Another common problem associated with spina bifida is Chiari II malformation.  Chiari II is where the brain descends into the upper portion of the spinal canal in the neck.  This blocks the circulation of the cerebrospinal fluid and causes Hydrocephalus.  Hydrocephalus is an accululation of the fluid in the brain.  This can injure a fetus' developing brain.

Modern medicine has come so far in helping people with spina bifida live happy, normal lives.  There is now an option of fetal surgery.  In this surgery, the fetus is partially delivered, the spine is repaired, and the fetus is returned to the womb.  The benefits of this surgery include:

  • Reversal of the hindbrain herniation component of the Chiari II malformation
  • Reduced need for ventricular shunting (a procedure in which a thin tube is introduced into the brain’s ventricles to drain fluid and relieve hydrocephalus)
  • Reduced incidence or severity of potentially devastating neurologic effects caused by the spine’s exposure to amniotic fluid, such as impaired motor function
Now for Dryden's story.  

Dryden had his spine repaired at less than 24 hours old.  He had a shunt placed 2 days later to regulate the fluid in his brain.  He has since had 3 additional surgeries.  Though the spine was placed back inside the body and the sac closed, the nerve damage cannot be repaired.  He has no sensation from his knees down to his toes.  He also has no movement in those areas.   Dryden has very little to no control over his bowel/bladder.  He sometimes needs to be catheterized in order to keep his kidneys safe.  He also has hip dysplasia due to the lack of muscle control in this area.   

But that's not all of Dryden's story.  He is a superhero.  

Dryden loves being outside.  He loves cruising around in his little chair.  He has the silliest personality ever.  He adores his big sissy.  He is his daddy's best friend.  He is mommy's little fighter.  

Though he only says a few words - dada, bubba, yaya (mama) - he can sign a lot more.  He signs daddy, fish, bike, dog, touchdown, more ... and I'm sure there are some that I've missed.  Needless to say... he is SMART.  He has no real cognitive delays... he is above average in his social skills.  He is the perfect little boy we hoped for.  He just happens to have spina bifida.  

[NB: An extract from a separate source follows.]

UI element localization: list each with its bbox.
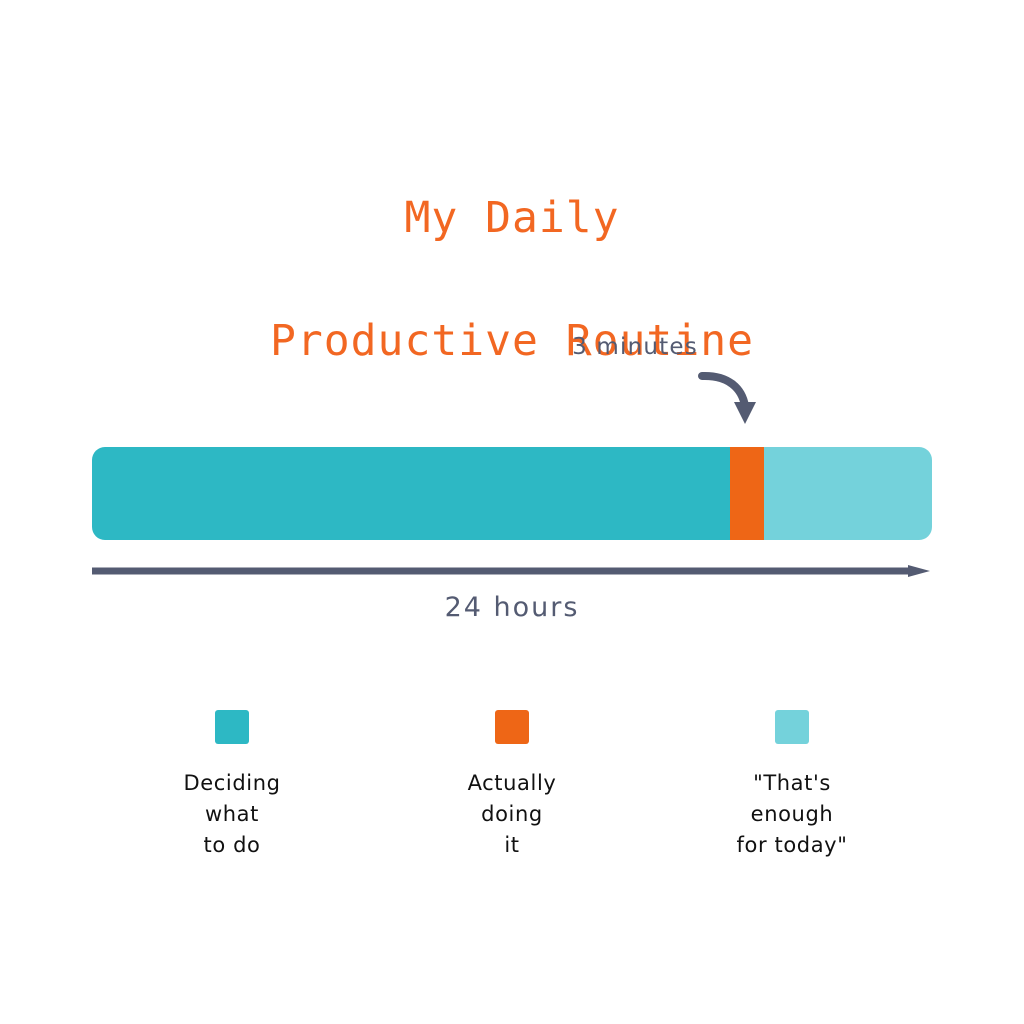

Having a child with spina bifida is never easy.  There are days when I can't handle it and breakdown.  But I have found that it's just me.  To him... it's all normal.  This is his life.  There are surgeries.  There are diagnosis... but there are no limits.  

We have met some of the most amazing people on this journey.  People who have proven that having a diagnosis is not having a disability, but rather a possibility.  Dryden doesn't know that he is any different than any other child.  He does what he can and he tries his best to push himself as far as he can.  

I ask you... please share this blog.  It isn't about us.  It isn't about Dryden.  It's about educating people.
A diagnosis of spina bifida is not the end.  Don't let a diagnosis be a death sentence.  Let's make spina bifida KNOWN.  Make people aware.  Make October pink AND yellow.  Make sure your neighbors know. Make sure your siblings know.  Let your kids know.  Let EVERYONE know what spina bifida is.  The more you know, the better.